Although there are streams that empty into the Plitvicka Lakes, their primary source originates from underground springs. The string of sixteen successive lakes is like a giant necklace of turquoise jewels strung together with a series of waterfalls. Visitors often ask the obvious question, ‘How many waterfalls are there?’ The answer is, of course nobody knows, partly because the definition of how much water constitutes a waterfall is a matter of speculation. Also, the water level changes with the seasons, and there are more waterfalls during the high water months. The underground aquifer feeding the lakes increases in volume with the spring thaw and seasonal rainfall.

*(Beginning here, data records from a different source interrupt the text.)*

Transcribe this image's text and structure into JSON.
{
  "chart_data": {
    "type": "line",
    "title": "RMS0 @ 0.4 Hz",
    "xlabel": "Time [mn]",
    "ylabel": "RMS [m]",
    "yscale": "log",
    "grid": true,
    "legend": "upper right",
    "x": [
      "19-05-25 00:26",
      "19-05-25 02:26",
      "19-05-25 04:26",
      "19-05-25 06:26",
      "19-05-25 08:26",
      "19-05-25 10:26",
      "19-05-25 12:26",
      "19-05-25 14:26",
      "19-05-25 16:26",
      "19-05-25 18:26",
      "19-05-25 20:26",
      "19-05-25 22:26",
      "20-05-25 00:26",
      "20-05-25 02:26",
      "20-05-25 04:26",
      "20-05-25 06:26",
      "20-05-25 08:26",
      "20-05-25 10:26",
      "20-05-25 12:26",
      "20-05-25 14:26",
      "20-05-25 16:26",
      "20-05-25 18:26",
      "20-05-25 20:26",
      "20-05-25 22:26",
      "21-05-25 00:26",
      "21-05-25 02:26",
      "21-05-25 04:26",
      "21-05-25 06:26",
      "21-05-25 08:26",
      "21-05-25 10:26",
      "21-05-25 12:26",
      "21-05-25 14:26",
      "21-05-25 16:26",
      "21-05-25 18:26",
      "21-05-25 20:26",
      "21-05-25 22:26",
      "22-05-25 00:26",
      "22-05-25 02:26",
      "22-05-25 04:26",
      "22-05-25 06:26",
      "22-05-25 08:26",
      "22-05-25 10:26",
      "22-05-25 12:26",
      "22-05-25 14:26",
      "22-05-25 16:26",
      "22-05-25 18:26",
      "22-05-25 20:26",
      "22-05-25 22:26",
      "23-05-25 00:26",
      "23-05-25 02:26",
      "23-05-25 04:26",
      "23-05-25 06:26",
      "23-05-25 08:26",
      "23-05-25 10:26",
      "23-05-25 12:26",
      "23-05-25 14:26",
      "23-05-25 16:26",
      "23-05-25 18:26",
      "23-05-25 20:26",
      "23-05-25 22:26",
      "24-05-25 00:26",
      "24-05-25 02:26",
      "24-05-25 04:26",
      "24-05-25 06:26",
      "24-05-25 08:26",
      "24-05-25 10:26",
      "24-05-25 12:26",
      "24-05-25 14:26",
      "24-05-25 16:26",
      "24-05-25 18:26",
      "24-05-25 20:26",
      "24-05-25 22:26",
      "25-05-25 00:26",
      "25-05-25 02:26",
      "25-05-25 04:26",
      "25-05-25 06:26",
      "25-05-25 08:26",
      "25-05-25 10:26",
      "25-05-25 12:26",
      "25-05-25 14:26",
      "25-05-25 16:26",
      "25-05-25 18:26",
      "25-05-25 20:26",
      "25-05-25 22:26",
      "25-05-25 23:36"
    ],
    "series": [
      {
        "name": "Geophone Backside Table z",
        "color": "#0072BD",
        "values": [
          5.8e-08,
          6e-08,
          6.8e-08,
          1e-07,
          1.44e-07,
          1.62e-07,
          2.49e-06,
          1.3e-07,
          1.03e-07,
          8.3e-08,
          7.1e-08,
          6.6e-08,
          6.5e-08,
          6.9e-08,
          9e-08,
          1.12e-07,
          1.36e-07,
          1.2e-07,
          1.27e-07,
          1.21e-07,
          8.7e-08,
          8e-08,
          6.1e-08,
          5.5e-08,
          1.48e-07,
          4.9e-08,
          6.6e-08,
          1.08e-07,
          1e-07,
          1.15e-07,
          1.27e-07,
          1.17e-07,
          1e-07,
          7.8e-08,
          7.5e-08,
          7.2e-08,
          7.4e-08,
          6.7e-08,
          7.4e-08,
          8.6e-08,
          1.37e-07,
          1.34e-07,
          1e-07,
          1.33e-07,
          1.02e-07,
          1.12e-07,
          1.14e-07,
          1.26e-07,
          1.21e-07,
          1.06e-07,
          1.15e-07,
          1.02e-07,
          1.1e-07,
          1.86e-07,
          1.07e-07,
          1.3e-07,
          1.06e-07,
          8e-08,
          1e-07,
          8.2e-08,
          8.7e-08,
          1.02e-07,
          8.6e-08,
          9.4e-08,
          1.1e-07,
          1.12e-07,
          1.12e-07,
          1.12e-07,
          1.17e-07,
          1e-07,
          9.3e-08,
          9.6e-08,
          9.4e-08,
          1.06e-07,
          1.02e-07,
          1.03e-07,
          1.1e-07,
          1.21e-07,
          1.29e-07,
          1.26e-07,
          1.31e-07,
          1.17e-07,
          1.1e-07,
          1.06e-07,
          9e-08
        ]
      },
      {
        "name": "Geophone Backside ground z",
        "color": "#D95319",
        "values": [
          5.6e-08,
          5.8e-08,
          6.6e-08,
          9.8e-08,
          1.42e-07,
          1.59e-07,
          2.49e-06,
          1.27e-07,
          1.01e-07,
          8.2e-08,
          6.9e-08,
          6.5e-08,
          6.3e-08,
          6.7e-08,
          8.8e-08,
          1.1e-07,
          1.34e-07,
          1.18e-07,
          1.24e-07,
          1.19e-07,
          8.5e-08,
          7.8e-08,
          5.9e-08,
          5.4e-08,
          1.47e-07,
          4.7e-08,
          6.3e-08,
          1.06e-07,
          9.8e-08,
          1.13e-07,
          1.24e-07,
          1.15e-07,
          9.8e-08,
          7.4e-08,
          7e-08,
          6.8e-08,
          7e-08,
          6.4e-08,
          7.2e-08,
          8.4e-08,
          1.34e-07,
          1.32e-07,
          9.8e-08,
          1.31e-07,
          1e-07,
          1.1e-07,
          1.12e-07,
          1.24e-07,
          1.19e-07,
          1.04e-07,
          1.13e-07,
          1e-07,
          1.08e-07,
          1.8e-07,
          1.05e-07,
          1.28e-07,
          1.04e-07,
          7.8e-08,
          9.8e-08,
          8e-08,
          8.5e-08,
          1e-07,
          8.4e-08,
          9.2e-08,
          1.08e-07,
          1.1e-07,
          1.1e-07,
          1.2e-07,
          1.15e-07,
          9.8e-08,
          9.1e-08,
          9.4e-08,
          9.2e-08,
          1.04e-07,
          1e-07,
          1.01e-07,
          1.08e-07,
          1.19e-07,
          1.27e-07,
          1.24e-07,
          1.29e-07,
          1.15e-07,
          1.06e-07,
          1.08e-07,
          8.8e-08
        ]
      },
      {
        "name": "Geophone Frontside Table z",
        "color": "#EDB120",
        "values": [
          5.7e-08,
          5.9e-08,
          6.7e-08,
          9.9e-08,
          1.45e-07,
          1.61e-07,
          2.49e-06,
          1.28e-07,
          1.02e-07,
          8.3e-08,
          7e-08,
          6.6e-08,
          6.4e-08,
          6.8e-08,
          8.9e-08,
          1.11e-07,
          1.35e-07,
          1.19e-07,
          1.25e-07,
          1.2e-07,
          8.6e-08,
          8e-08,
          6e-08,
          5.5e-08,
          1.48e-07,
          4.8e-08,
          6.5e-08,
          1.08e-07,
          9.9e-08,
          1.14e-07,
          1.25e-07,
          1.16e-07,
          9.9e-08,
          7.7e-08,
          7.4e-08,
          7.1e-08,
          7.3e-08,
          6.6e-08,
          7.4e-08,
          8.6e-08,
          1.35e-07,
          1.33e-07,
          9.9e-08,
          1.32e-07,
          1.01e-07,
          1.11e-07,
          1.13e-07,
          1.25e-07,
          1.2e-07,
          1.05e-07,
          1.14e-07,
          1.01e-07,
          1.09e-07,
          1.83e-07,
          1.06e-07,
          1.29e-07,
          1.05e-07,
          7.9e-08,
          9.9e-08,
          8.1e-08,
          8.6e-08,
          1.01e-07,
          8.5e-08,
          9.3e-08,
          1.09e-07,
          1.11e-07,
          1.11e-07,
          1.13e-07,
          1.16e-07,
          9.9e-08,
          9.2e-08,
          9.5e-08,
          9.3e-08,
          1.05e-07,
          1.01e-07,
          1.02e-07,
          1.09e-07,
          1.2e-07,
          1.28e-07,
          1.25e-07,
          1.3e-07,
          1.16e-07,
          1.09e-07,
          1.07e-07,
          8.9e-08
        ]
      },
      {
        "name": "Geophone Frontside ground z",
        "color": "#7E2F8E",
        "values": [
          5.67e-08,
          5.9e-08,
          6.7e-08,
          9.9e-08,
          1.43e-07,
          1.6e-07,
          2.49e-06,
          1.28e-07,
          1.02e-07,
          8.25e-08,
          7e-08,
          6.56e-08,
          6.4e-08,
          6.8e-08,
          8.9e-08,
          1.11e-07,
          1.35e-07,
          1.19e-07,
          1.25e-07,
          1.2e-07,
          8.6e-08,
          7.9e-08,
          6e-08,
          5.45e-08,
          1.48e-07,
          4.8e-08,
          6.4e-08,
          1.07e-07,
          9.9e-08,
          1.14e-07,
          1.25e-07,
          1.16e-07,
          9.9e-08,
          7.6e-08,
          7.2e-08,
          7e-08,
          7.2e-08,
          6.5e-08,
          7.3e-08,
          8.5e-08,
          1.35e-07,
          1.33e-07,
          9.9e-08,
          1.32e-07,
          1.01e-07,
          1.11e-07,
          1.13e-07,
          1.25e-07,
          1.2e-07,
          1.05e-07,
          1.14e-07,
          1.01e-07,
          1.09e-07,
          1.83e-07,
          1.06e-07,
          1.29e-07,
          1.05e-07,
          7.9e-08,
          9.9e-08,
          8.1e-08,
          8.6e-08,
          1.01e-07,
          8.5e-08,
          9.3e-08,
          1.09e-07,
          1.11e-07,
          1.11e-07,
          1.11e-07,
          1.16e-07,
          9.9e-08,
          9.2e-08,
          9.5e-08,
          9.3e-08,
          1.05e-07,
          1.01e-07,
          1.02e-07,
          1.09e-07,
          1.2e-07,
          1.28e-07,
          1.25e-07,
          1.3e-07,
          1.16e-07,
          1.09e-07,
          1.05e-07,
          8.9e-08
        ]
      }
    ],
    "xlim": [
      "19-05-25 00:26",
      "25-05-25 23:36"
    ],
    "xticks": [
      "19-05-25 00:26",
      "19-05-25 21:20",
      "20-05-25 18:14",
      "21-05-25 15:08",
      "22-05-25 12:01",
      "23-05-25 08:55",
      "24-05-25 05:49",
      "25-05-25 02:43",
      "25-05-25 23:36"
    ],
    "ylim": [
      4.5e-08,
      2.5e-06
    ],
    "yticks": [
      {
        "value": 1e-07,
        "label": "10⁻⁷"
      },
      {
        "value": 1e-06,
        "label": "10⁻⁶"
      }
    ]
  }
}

Schools of trout follow along as we walk the pathways bordering the lakes. I imagine that a number of tourists have fed bread crumbs to the fish over time so that they are now naturally attracted to the movement of people. That may be the only thing added to the water which maintains an amazing purity that makes it possible to see to the bottom of the lakes. The government of Croatia has recognized the importance of the natural beauty of the area and has protected it as a national park since 1949.
The springs feeding the lakes contain calcium carbonate. The calcium solidifies over time to create the rock formations that have given the lakes their unique shapes. While this calcification typically produces rock at the rate of a few millimeters per year at locations around the world, at Plitvicka the rate of rock formation is 30-50 times that rate. Scientists have not been able to fully explain this rapid rock formation. It is a phenomenon exclusive to this one place in Croatia, which contributed to Plitvicka Lakes being designated a UNESCO World Heritage Natural Site.
Other features of the park are worth noting. The highest falls in Croatia can be viewed as one enters the east entrance to the park. Veliki-Slap Falls are nearly 300 feet tall. Visible from across the canyon atop the falls is a wood cabin, the remnants of the last watermill in the area used by settlers to grind their wheat and corn. There are also campgrounds, motels and a luxury hotel near the park to provide a vacation experience for any budget. The entry fee to the park is 110 kuna, about $19.00.
Given the amenities, the beauty and the affordability, a visit to Plitvicka Lakes is too good to pass up. When you take into account the warmth of the people, the great food, the enjoyment of wine country in the north and the Dalmatian Coast to the west and you can see the country beckons with open arms for you discover Croatia for yourself.